Once upon a time, you had to download the computation involved in word processing to a mainframe – your terminal was just a screen. Of course, it was a different era and we have long since been able to fit the entire application on a personal computer. This process has happened many times since as our devices have repeatedly and exponentially increased their capacity for computation. These days when something needs to be done on a supercomputer, everyone understands that it’s just a matter of time and optimization.
For Google and OpenAI, the time came much faster than expected. And they weren’t optimizing – and may never be at this rate.
Now that doesn’t mean they are unlucky. Google didn’t get to where it is by being the best – at least not for a long time. Being a Walmart has its perks. Companies don’t want to have to find the custom solution that does the task they want 30% faster if they can get a decent price from their existing supplier and not rock the boat too much. Never underestimate the value of inertia in business!
Sure, people are iterating on LLaMA so fast they’re running out of camelids to name them after. By the way, I want to thank the developers for an excuse to just scroll through hundreds of pictures of cute, tawny vicuñas instead of working.
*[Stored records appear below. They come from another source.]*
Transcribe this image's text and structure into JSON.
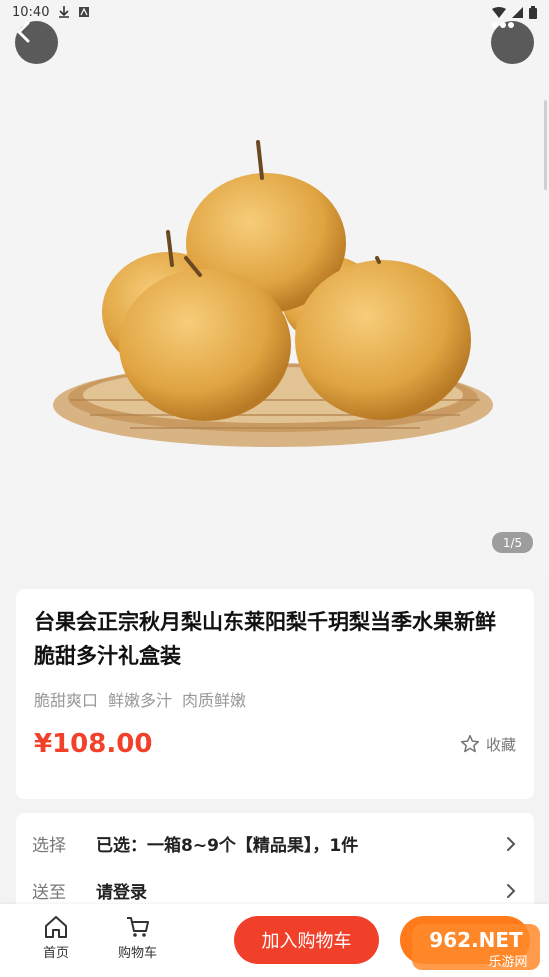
{
  "status_bar": {
    "time": "10:40"
  },
  "gallery": {
    "indicator": "1/5"
  },
  "product": {
    "title": "台果会正宗秋月梨山东莱阳梨千玥梨当季水果新鲜脆甜多汁礼盒装",
    "tags": [
      "脆甜爽口",
      "鲜嫩多汁",
      "肉质鲜嫩"
    ],
    "price": "¥108.00",
    "favorite_label": "收藏"
  },
  "options": {
    "select_label": "选择",
    "select_value": "已选：一箱8~9个【精品果】，1件",
    "ship_label": "送至",
    "ship_value": "请登录"
  },
  "bottom_bar": {
    "home_label": "首页",
    "cart_label": "购物车",
    "add_to_cart_label": "加入购物车",
    "buy_label": ""
  },
  "watermark": {
    "top": "962.NET",
    "bottom": "乐游网"
  },
  "colors": {
    "accent": "#f1402a",
    "buy": "#ff7a1a",
    "price": "#f2412a"
  }
}
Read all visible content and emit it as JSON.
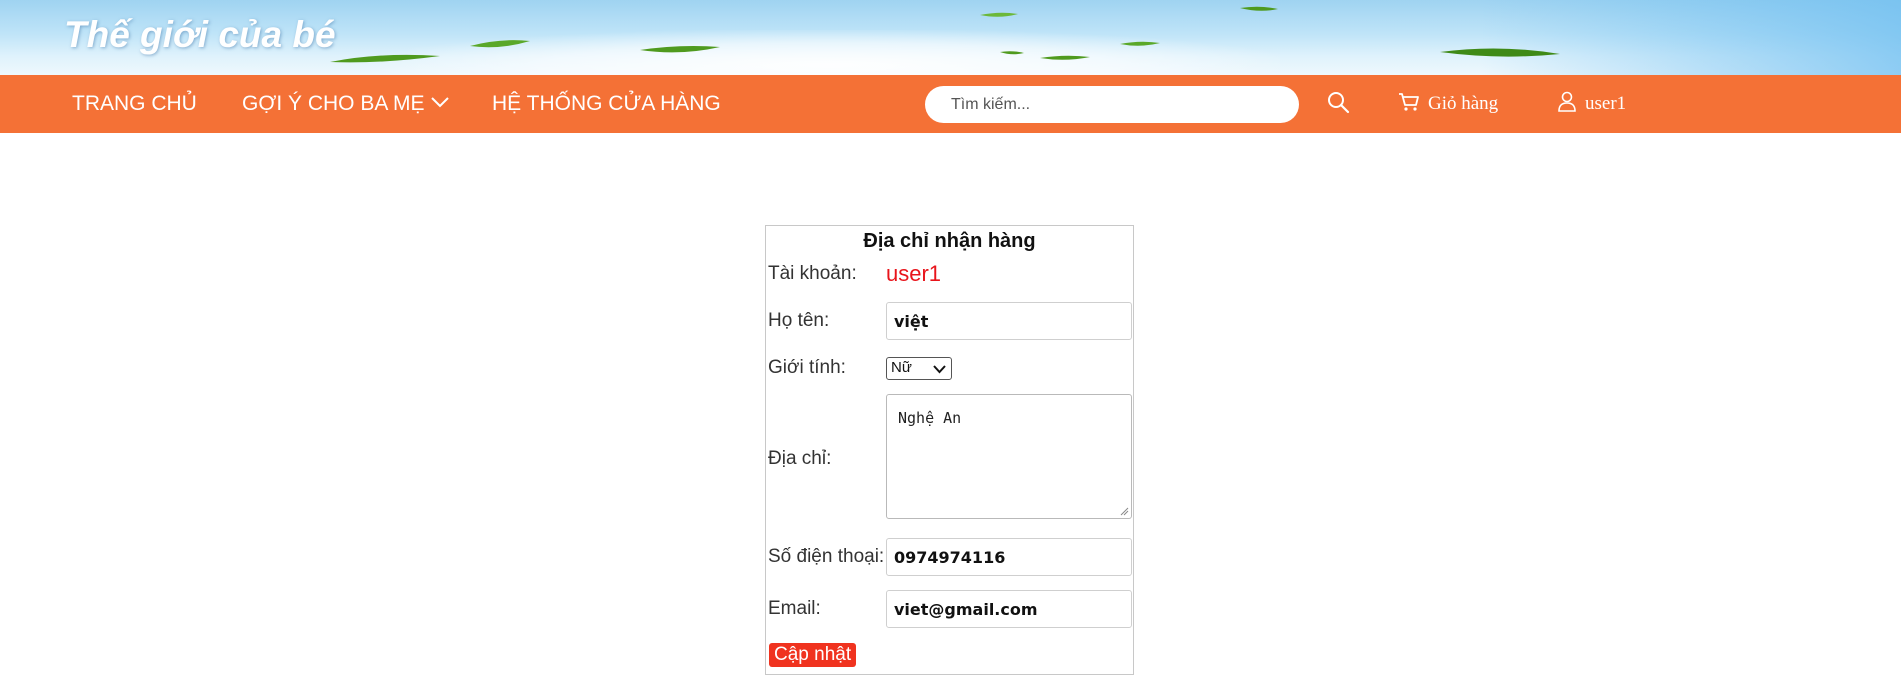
{
  "header": {
    "site_title": "Thế giới của bé"
  },
  "nav": {
    "home": "TRANG CHỦ",
    "suggestions": "GỢI Ý CHO BA MẸ",
    "stores": "HỆ THỐNG CỬA HÀNG",
    "search_placeholder": "Tìm kiếm...",
    "cart": "Giỏ hàng",
    "user": "user1"
  },
  "form": {
    "title": "Địa chỉ nhận hàng",
    "account_label": "Tài khoản:",
    "account_value": "user1",
    "name_label": "Họ tên:",
    "name_value": "việt",
    "gender_label": "Giới tính:",
    "gender_value": "Nữ",
    "address_label": "Địa chỉ:",
    "address_value": "Nghệ An",
    "phone_label": "Số điện thoại:",
    "phone_value": "0974974116",
    "email_label": "Email:",
    "email_value": "viet@gmail.com",
    "submit_label": "Cập nhật"
  },
  "colors": {
    "nav_bar": "#f47136",
    "account_text": "#e8141b",
    "submit_button": "#f0331f"
  }
}
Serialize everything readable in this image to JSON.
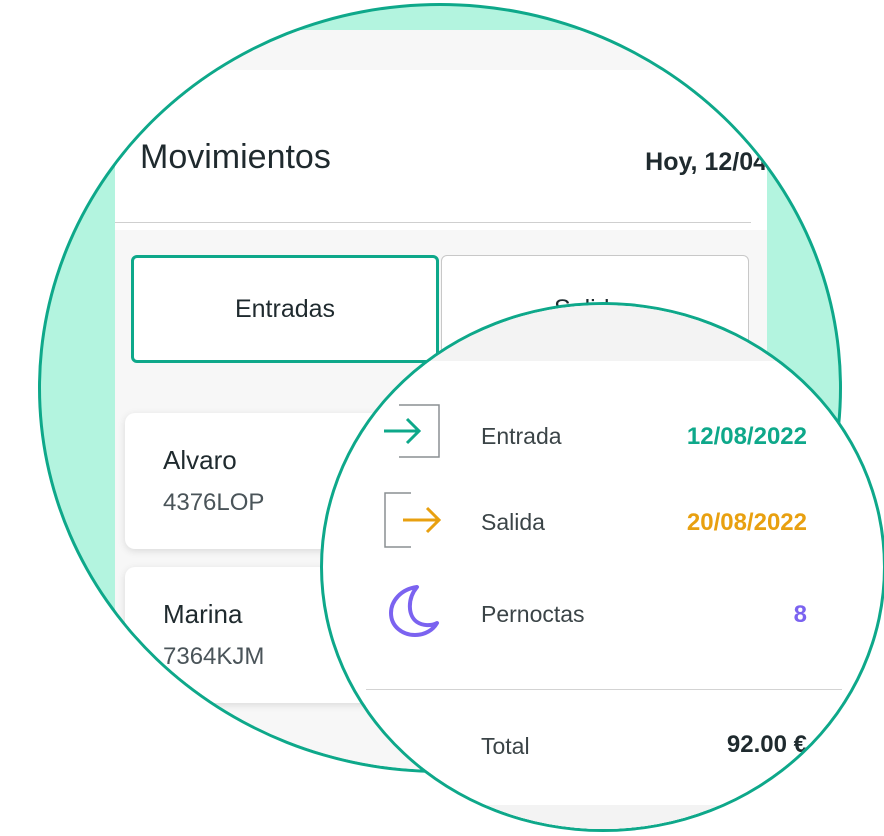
{
  "header": {
    "title": "Movimientos",
    "date": "Hoy, 12/04"
  },
  "tabs": [
    {
      "label": "Entradas",
      "active": true
    },
    {
      "label": "Salidas",
      "active": false
    }
  ],
  "guests": [
    {
      "name": "Alvaro",
      "plate": "4376LOP"
    },
    {
      "name": "Marina",
      "plate": "7364KJM"
    }
  ],
  "details": {
    "entrada": {
      "label": "Entrada",
      "value": "12/08/2022",
      "icon": "entry-arrow-icon",
      "color": "#0ea88a"
    },
    "salida": {
      "label": "Salida",
      "value": "20/08/2022",
      "icon": "exit-arrow-icon",
      "color": "#e8a010"
    },
    "pernoctas": {
      "label": "Pernoctas",
      "value": "8",
      "icon": "moon-icon",
      "color": "#7b63f0"
    },
    "total": {
      "label": "Total",
      "value": "92.00 €"
    }
  },
  "colors": {
    "accent": "#0ea88a",
    "background_tint": "#b3f4df"
  }
}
But few enterprise IT departments are going to patch together an implementation of Stability’s open source derivative in progress of a quasi-legally leaked Meta model over OpenAI’s simple, efficient API. They have a business to run!
But at the same time, I stopped using Photoshop years ago for image editing and creation because the open source alternatives like Gimp and Paint.net have become so incredibly good. At this point the argument goes the other way. Pay How Much for Photoshop? No, we have a business to run!
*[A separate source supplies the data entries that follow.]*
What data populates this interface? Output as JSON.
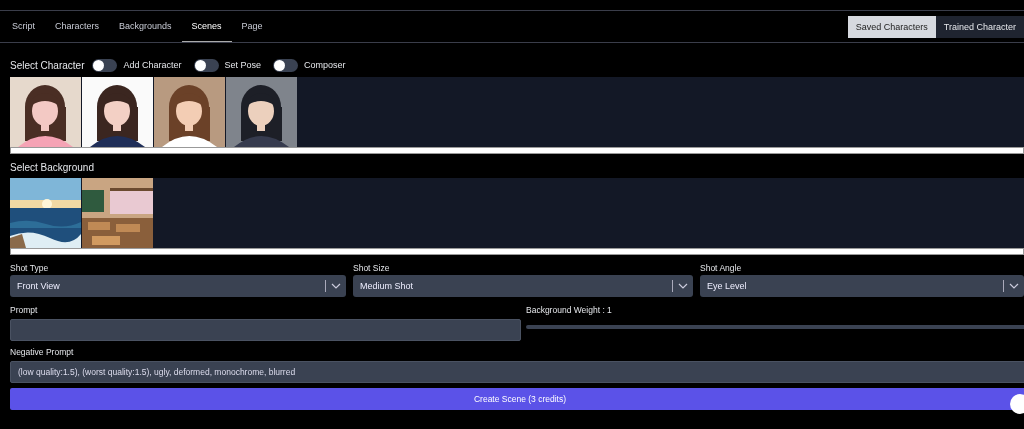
{
  "tabs": [
    {
      "label": "Script",
      "selected": false
    },
    {
      "label": "Characters",
      "selected": false
    },
    {
      "label": "Backgrounds",
      "selected": false
    },
    {
      "label": "Scenes",
      "selected": true
    },
    {
      "label": "Page",
      "selected": false
    }
  ],
  "source_buttons": [
    {
      "label": "Saved Characters",
      "selected": true
    },
    {
      "label": "Trained Character",
      "selected": false
    }
  ],
  "character_section": {
    "title": "Select Character",
    "toggles": [
      {
        "label": "Add Character",
        "on": false
      },
      {
        "label": "Set Pose",
        "on": false
      },
      {
        "label": "Composer",
        "on": false
      }
    ]
  },
  "background_section": {
    "title": "Select Background"
  },
  "selects": [
    {
      "label": "Shot Type",
      "value": "Front View"
    },
    {
      "label": "Shot Size",
      "value": "Medium Shot"
    },
    {
      "label": "Shot Angle",
      "value": "Eye Level"
    }
  ],
  "prompt": {
    "label": "Prompt"
  },
  "background_weight": {
    "label": "Background Weight : 1"
  },
  "negative_prompt": {
    "label": "Negative Prompt",
    "value": "(low quality:1.5), (worst quality:1.5), ugly, deformed, monochrome, blurred"
  },
  "create_button": {
    "label": "Create Scene (3 credits)"
  }
}
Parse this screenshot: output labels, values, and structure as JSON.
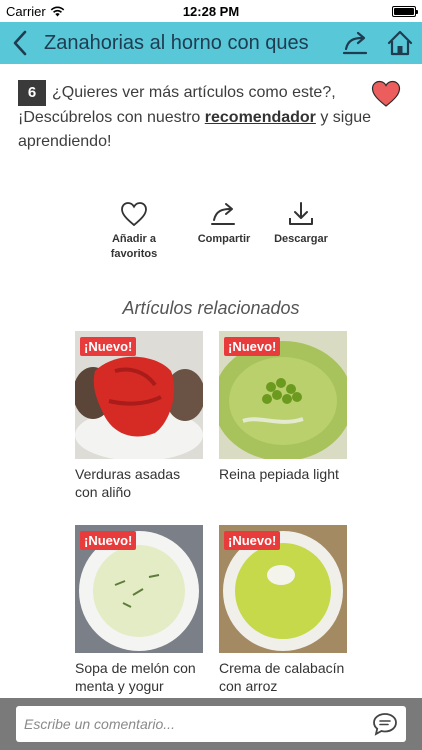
{
  "status": {
    "carrier": "Carrier",
    "time": "12:28 PM"
  },
  "nav": {
    "title": "Zanahorias al horno con ques"
  },
  "recommend": {
    "number": "6",
    "text_before": "¿Quieres ver más artículos como este?, ¡Descúbrelos con nuestro ",
    "link": "recomendador",
    "text_after": " y sigue aprendiendo!"
  },
  "actions": {
    "favorite": "Añadir a favoritos",
    "share": "Compartir",
    "download": "Descargar"
  },
  "related": {
    "title": "Artículos relacionados",
    "badge": "¡Nuevo!",
    "items": [
      {
        "label": "Verduras asadas con aliño"
      },
      {
        "label": "Reina pepiada light"
      },
      {
        "label": "Sopa de melón con menta y yogur"
      },
      {
        "label": "Crema de calabacín con arroz"
      }
    ]
  },
  "comment": {
    "placeholder": "Escribe un comentario..."
  },
  "colors": {
    "nav": "#58c7d8",
    "heart": "#ec5d5d",
    "badge_new": "#e83b3b"
  }
}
What Google’s anonymous authors are clearly worried about is that the distance from the first situation to the second is going to be a lot shorter than anyone thought, and there doesn’t seem to be a damn thing anyone can do about it.
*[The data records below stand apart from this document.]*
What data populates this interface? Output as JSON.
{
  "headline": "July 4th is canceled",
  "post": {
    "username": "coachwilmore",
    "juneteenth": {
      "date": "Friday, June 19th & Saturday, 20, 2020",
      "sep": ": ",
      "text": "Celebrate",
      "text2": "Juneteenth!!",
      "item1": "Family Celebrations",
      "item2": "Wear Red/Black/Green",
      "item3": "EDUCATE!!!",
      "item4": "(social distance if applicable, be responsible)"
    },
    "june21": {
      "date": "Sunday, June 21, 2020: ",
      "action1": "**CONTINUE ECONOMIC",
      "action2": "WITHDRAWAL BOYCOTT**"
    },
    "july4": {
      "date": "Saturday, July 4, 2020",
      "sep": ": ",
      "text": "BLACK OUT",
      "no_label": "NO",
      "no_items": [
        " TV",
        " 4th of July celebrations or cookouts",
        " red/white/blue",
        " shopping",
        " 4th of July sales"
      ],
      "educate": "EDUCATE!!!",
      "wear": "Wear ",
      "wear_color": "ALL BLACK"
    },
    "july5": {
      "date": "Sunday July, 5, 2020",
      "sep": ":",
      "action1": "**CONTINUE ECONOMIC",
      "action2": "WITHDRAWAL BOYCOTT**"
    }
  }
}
Except, the note claims: embrace it. Open up, publish, collaborate, share, compromise. As they conclude:
Google should establish itself as a leader in the open source community, and take the lead by collaborating with, rather than ignoring, the broader conversation. This probably means taking some uncomfortable steps, like publishing the model weights for small ULM variants. This necessarily means giving up some control over our models. But this compromise is inevitable. We cannot hope to both drive innovation and control it.